Da ist die vorwiegend Bariton, daneben auch Alt und Tenor spielende französische Saxofonistin Céline Bonacina von einem ganz anderen Kaliber. Auch ihre Musik ist vom Groove geprägt. In der Zugabe des Konzerts in der Frankfurter Reihe Jazz im Palmengarten wartet sie gar mit einer luftig verspielten Funk-Nummer samt populistischem Mitklatsch- und -singritual auf.

Doch sie kann mehr. Die 1975 geborene Musikerin, die mit dem Erscheinen ihres aktuellen Albums „Way of Life“ und einem Auftritt beim Berliner Jazzfest nach Wanderjahren unter anderem in der Band des Posaunisten Nils Landgren erstmals international unter eigener Flagge segelte, tritt mit einem Trio in Erscheinung. Sie spielt darin ganz klassisch die Rolle der herausgehobenen Solistin, ihre improvisatorischen Linien zielen aber auf den gemeinschaftlichen Zusammenhang mit dem in seinen Soli gitarristischen E-Bassisten Nicolas Garnier und dem mit seinen lässigen rhythmischen Vorgaben äußerst präsenten Schlagzeuger Hary Ratsimbazafy.

Die Musik kennzeichnet ein klug disponierendes Stilbewusstsein. Céline Bonacina weiß Einfachheit und Komplexität übereinzubringen. Ihr technisch ungemein versiertes Spiel wirkt mal linear und geschmeidig, dann wieder ist in einem Solostück von Ferne das Vorbild der Polyphonie des Barockzeitalters zu erkennen. Sie spielt mit Überblastechniken, sie setzt zuweilen in unaufdringlicher Weise die Live-Sampling-Technik ein und improvisiert über zuvor angelegte Schleifen.

Wenn Céline Bonacina sich von ethnischen Musiken wie jener der im indischen Ozean gelegenen Insel Réunion inspirieren lässt, auf der sie lange gelebt hat, kommen dabei originäre Jazzfindungen heraus, kein Ethnojazz von der wohlgefälligen Sorte.

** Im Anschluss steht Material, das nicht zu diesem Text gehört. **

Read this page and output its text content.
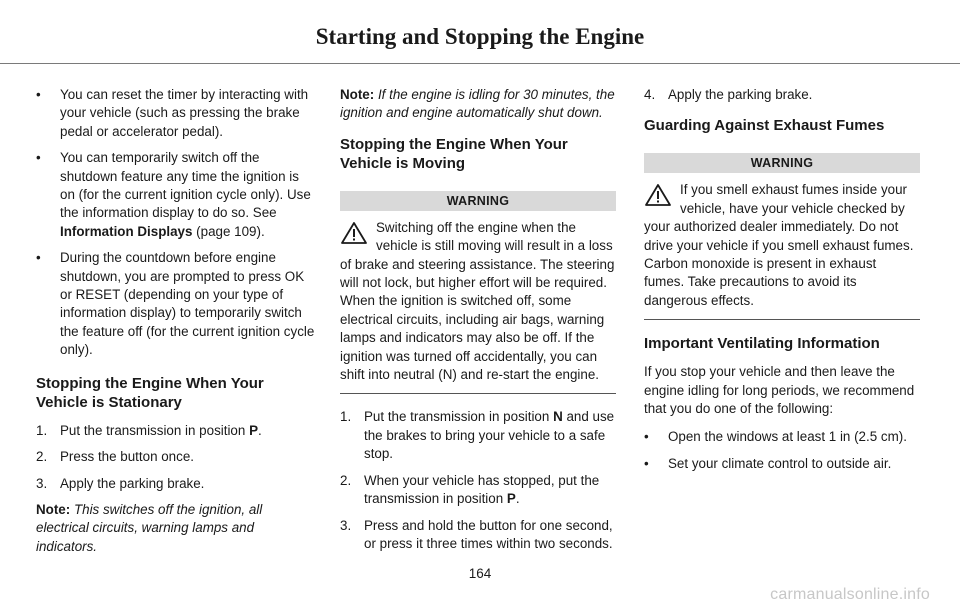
Starting and Stopping the Engine
• You can reset the timer by interacting with your vehicle (such as pressing the brake pedal or accelerator pedal).
• You can temporarily switch off the shutdown feature any time the ignition is on (for the current ignition cycle only). Use the information display to do so. See Information Displays (page 109).
• During the countdown before engine shutdown, you are prompted to press OK or RESET (depending on your type of information display) to temporarily switch the feature off (for the current ignition cycle only).
Stopping the Engine When Your Vehicle is Stationary
1. Put the transmission in position P.
2. Press the button once.
3. Apply the parking brake.

Note: This switches off the ignition, all electrical circuits, warning lamps and indicators.

Note: If the engine is idling for 30 minutes, the ignition and engine automatically shut down.

Stopping the Engine When Your Vehicle is Moving
WARNING
Switching off the engine when the vehicle is still moving will result in a loss of brake and steering assistance. The steering will not lock, but higher effort will be required. When the ignition is switched off, some electrical circuits, including air bags, warning lamps and indicators may also be off. If the ignition was turned off accidentally, you can shift into neutral (N) and re-start the engine.
1. Put the transmission in position N and use the brakes to bring your vehicle to a safe stop.
2. When your vehicle has stopped, put the transmission in position P.
3. Press and hold the button for one second, or press it three times within two seconds.
4. Apply the parking brake.
Guarding Against Exhaust Fumes
WARNING
If you smell exhaust fumes inside your vehicle, have your vehicle checked by your authorized dealer immediately. Do not drive your vehicle if you smell exhaust fumes. Carbon monoxide is present in exhaust fumes. Take precautions to avoid its dangerous effects.
Important Ventilating Information

If you stop your vehicle and then leave the engine idling for long periods, we recommend that you do one of the following:

• Open the windows at least 1 in (2.5 cm).
• Set your climate control to outside air.
164
carmanualsonline.info
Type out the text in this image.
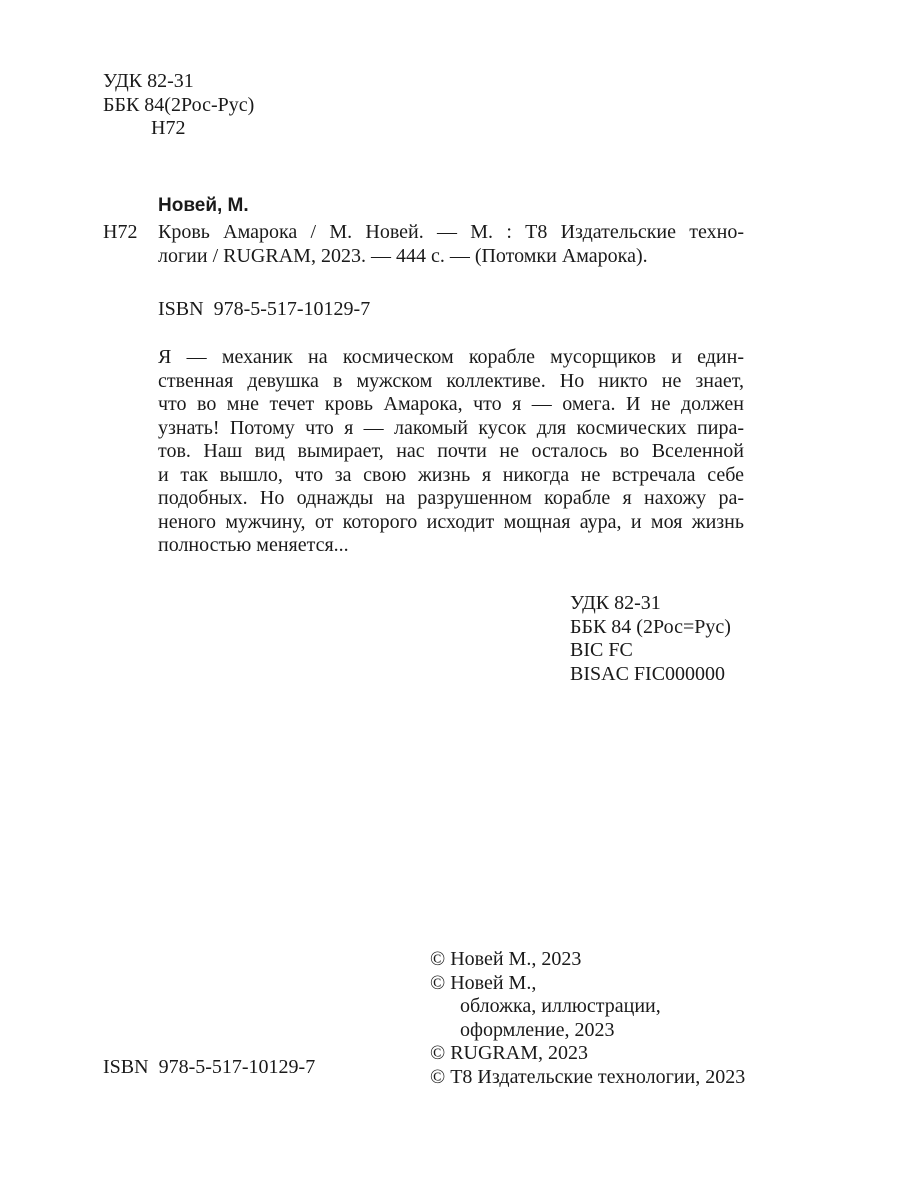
УДК 82-31
ББК 84(2Рос-Рус)
Н72
Новей, М.
Н72 Кровь Амарока / М. Новей. — М. : Т8 Издательские техно-
логии / RUGRAM, 2023. — 444 с. — (Потомки Амарока).
ISBN  978-5-517-10129-7
Я — механик на космическом корабле мусорщиков и един-
ственная девушка в мужском коллективе. Но никто не знает,
что во мне течет кровь Амарока, что я — омега. И не должен
узнать! Потому что я — лакомый кусок для космических пира-
тов. Наш вид вымирает, нас почти не осталось во Вселенной
и так вышло, что за свою жизнь я никогда не встречала себе
подобных. Но однажды на разрушенном корабле я нахожу ра-
неного мужчину, от которого исходит мощная аура, и моя жизнь
полностью меняется...
УДК 82-31
ББК 84 (2Рос=Рус)
BIC FC
BISAC FIC000000
© Новей М., 2023
© Новей М.,
обложка, иллюстрации,
оформление, 2023
© RUGRAM, 2023
© Т8 Издательские технологии, 2023
ISBN  978-5-517-10129-7
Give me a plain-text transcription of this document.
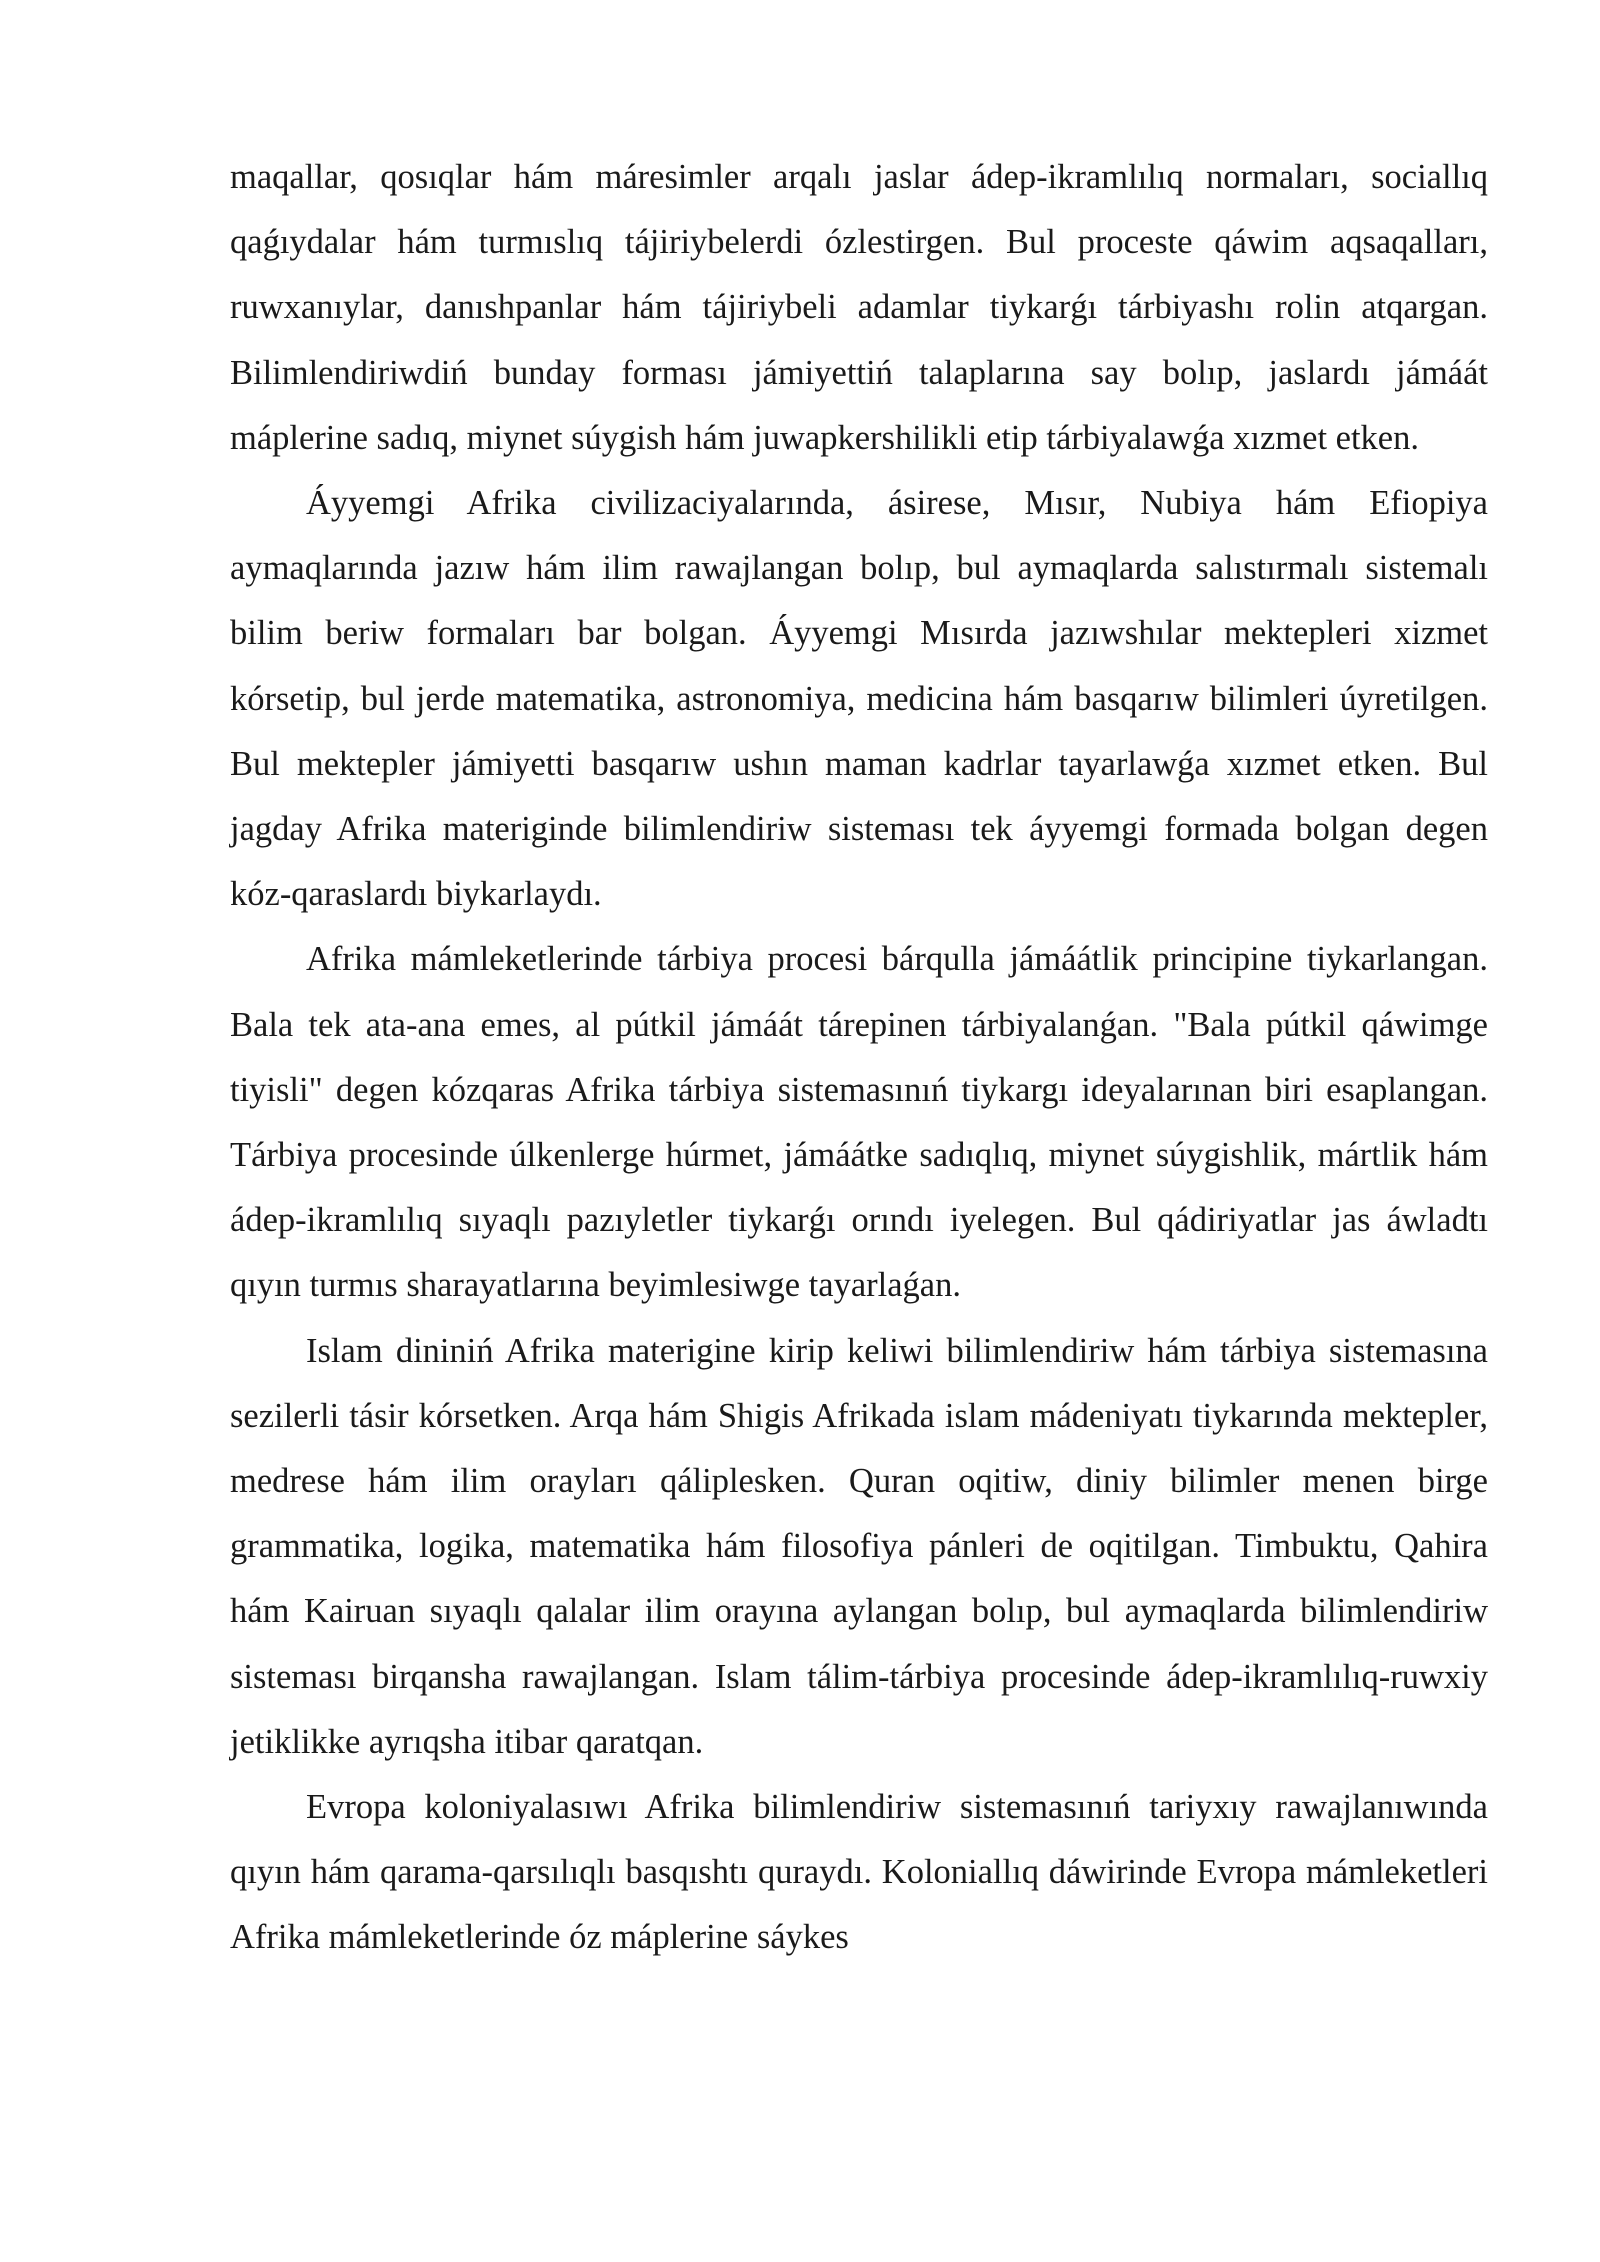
maqallar, qosıqlar hám máresimler arqalı jaslar ádep-ikramlılıq normaları, sociallıq qaǵıydalar hám turmıslıq tájiriybelerdi ózlestirgen. Bul proceste qáwim aqsaqalları, ruwxanıylar, danıshpanlar hám tájiriybeli adamlar tiykarǵı tárbiyashı rolin atqargan. Bilimlendiriwdiń bunday forması jámiyettiń talaplarına say bolıp, jaslardı jámáát máplerine sadıq, miynet súygish hám juwapkershilikli etip tárbiyalawǵa xızmet etken.

Áyyemgi Afrika civilizaciyalarında, ásirese, Mısır, Nubiya hám Efiopiya aymaqlarında jazıw hám ilim rawajlangan bolıp, bul aymaqlarda salıstırmalı sistemalı bilim beriw formaları bar bolgan. Áyyemgi Mısırda jazıwshılar mektepleri xizmet kórsetip, bul jerde matematika, astronomiya, medicina hám basqarıw bilimleri úyretilgen. Bul mektepler jámiyetti basqarıw ushın maman kadrlar tayarlawǵa xızmet etken. Bul jagday Afrika materiginde bilimlendiriw sisteması tek áyyemgi formada bolgan degen kóz-qaraslardı biykarlaydı.

Afrika mámleketlerinde tárbiya procesi bárqulla jámáátlik principine tiykarlangan. Bala tek ata-ana emes, al pútkil jámáát tárepinen tárbiyalanǵan. "Bala pútkil qáwimge tiyisli" degen kózqaras Afrika tárbiya sistemasınıń tiykargı ideyalarınan biri esaplangan. Tárbiya procesinde úlkenlerge húrmet, jámáátke sadıqlıq, miynet súygishlik, mártlik hám ádep-ikramlılıq sıyaqlı pazıyletler tiykarǵı orındı iyelegen. Bul qádiriyatlar jas áwladtı qıyın turmıs sharayatlarına beyimlesiwge tayarlaǵan.

Islam dininiń Afrika materigine kirip keliwi bilimlendiriw hám tárbiya sistemasına sezilerli tásir kórsetken. Arqa hám Shigis Afrikada islam mádeniyatı tiykarında mektepler, medrese hám ilim orayları qáliplesken. Quran oqitiw, diniy bilimler menen birge grammatika, logika, matematika hám filosofiya pánleri de oqitilgan. Timbuktu, Qahira hám Kairuan sıyaqlı qalalar ilim orayına aylangan bolıp, bul aymaqlarda bilimlendiriw sisteması birqansha rawajlangan. Islam tálim-tárbiya procesinde ádep-ikramlılıq-ruwxiy jetiklikke ayrıqsha itibar qaratqan.

Evropa koloniyalasıwı Afrika bilimlendiriw sistemasınıń tariyxıy rawajlanıwında qıyın hám qarama-qarsılıqlı basqıshtı quraydı. Koloniallıq dáwirinde Evropa mámleketleri Afrika mámleketlerinde óz máplerine sáykes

Céline Bonacina ist keine ausgewiesene Revolutionärin, aber sie hat eine individuell ausgeprägte Stimme und ist eine hervorragende Komponistin. Historisch bezieht sich die schmächtige Musikerin auf den Fusionjazz. Ihre Musik überfordert einesteils niemanden, andererseits ist sie so anspruchsvoll, dass Puristen darüber nicht die Nase rümpfen müssen.